The combined opposition from the establishment left and establishment right to a pardon for Assange suggests this theory is indeed correct.
Released early Wednesday morning, the president’s list of pardons wound up indeed not containing the names of either Assange or Snowden — or Kiriakou.
— Jessica Hayes (@JessicaHayesTV) January 20, 2021
This news will no doubt come as a disappointment to the wide array of non-establishment voices who’ve lobbied for Assange’s pardon, including but not limited to former Rep. Tulsi Gabbard and former Alaska Gov. Sarah Palin.
Speaking in Assange’s defense last month, Palin admitted to having made a mistake when, years ago, she’d condemned the WikiLeaks founder.
“I made a mistake some years ago, not supporting Julian Assange — thinking that he was a bad guy, that he leaked material that perhaps he shouldn’t — and I’ve learned a lot since then,” she said.

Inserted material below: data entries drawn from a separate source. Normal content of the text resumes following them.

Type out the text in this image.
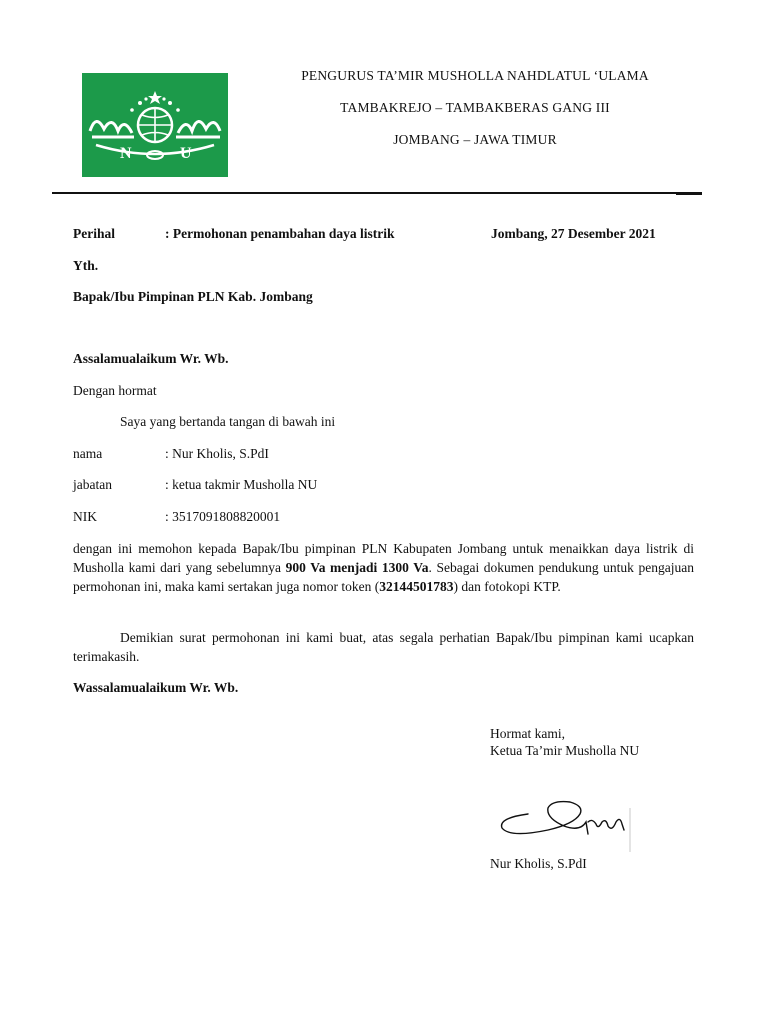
N	U
PENGURUS TA’MIR MUSHOLLA NAHDLATUL ‘ULAMA
TAMBAKREJO – TAMBAKBERAS GANG III
JOMBANG – JAWA TIMUR
Perihal	: Permohonan penambahan daya listrik	Jombang, 27 Desember 2021
Yth.
Bapak/Ibu Pimpinan PLN Kab. Jombang
Assalamualaikum Wr. Wb.
Dengan hormat
Saya yang bertanda tangan di bawah ini
nama	: Nur Kholis, S.PdI
jabatan	: ketua takmir Musholla NU
NIK	: 3517091808820001
dengan ini memohon kepada Bapak/Ibu pimpinan PLN Kabupaten Jombang untuk menaikkan daya listrik di Musholla kami dari yang sebelumnya 900 Va menjadi 1300 Va. Sebagai dokumen pendukung untuk pengajuan permohonan ini, maka kami sertakan juga nomor token (32144501783) dan fotokopi KTP.
Demikian surat permohonan ini kami buat, atas segala perhatian Bapak/Ibu pimpinan kami ucapkan terimakasih.
Wassalamualaikum Wr. Wb.
Hormat kami,
Ketua Ta’mir Musholla NU
Nur Kholis, S.PdI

“I think Julian did the right thing, and Julian did us all a favor in America, did the world a favor by fighting for what he believed was right — and ultimately he’s been proven to be right,” Palin continued. “He deserves a pardon. He deserves all of us to understand more about what he has done in the name of real journalism, and that’s getting to the bottom of issues that the public really needs to hear about and benefit from.”
— Conservative News (@BIZPACReview) December 20, 2020
The president could still change his mind. His pardon/clemency powers will last up until noon Wednesday. However, a change of heart is unlikely.
What remains to be seen is whether or not the president’s capitulation will save him.
McConnell “has told allies he hopes never to speak to Mr. Trump again and is doing nothing to persuade senators to back him, instead he is calling the impeachment vote a matter of conscience,” The New York Times has confirmed.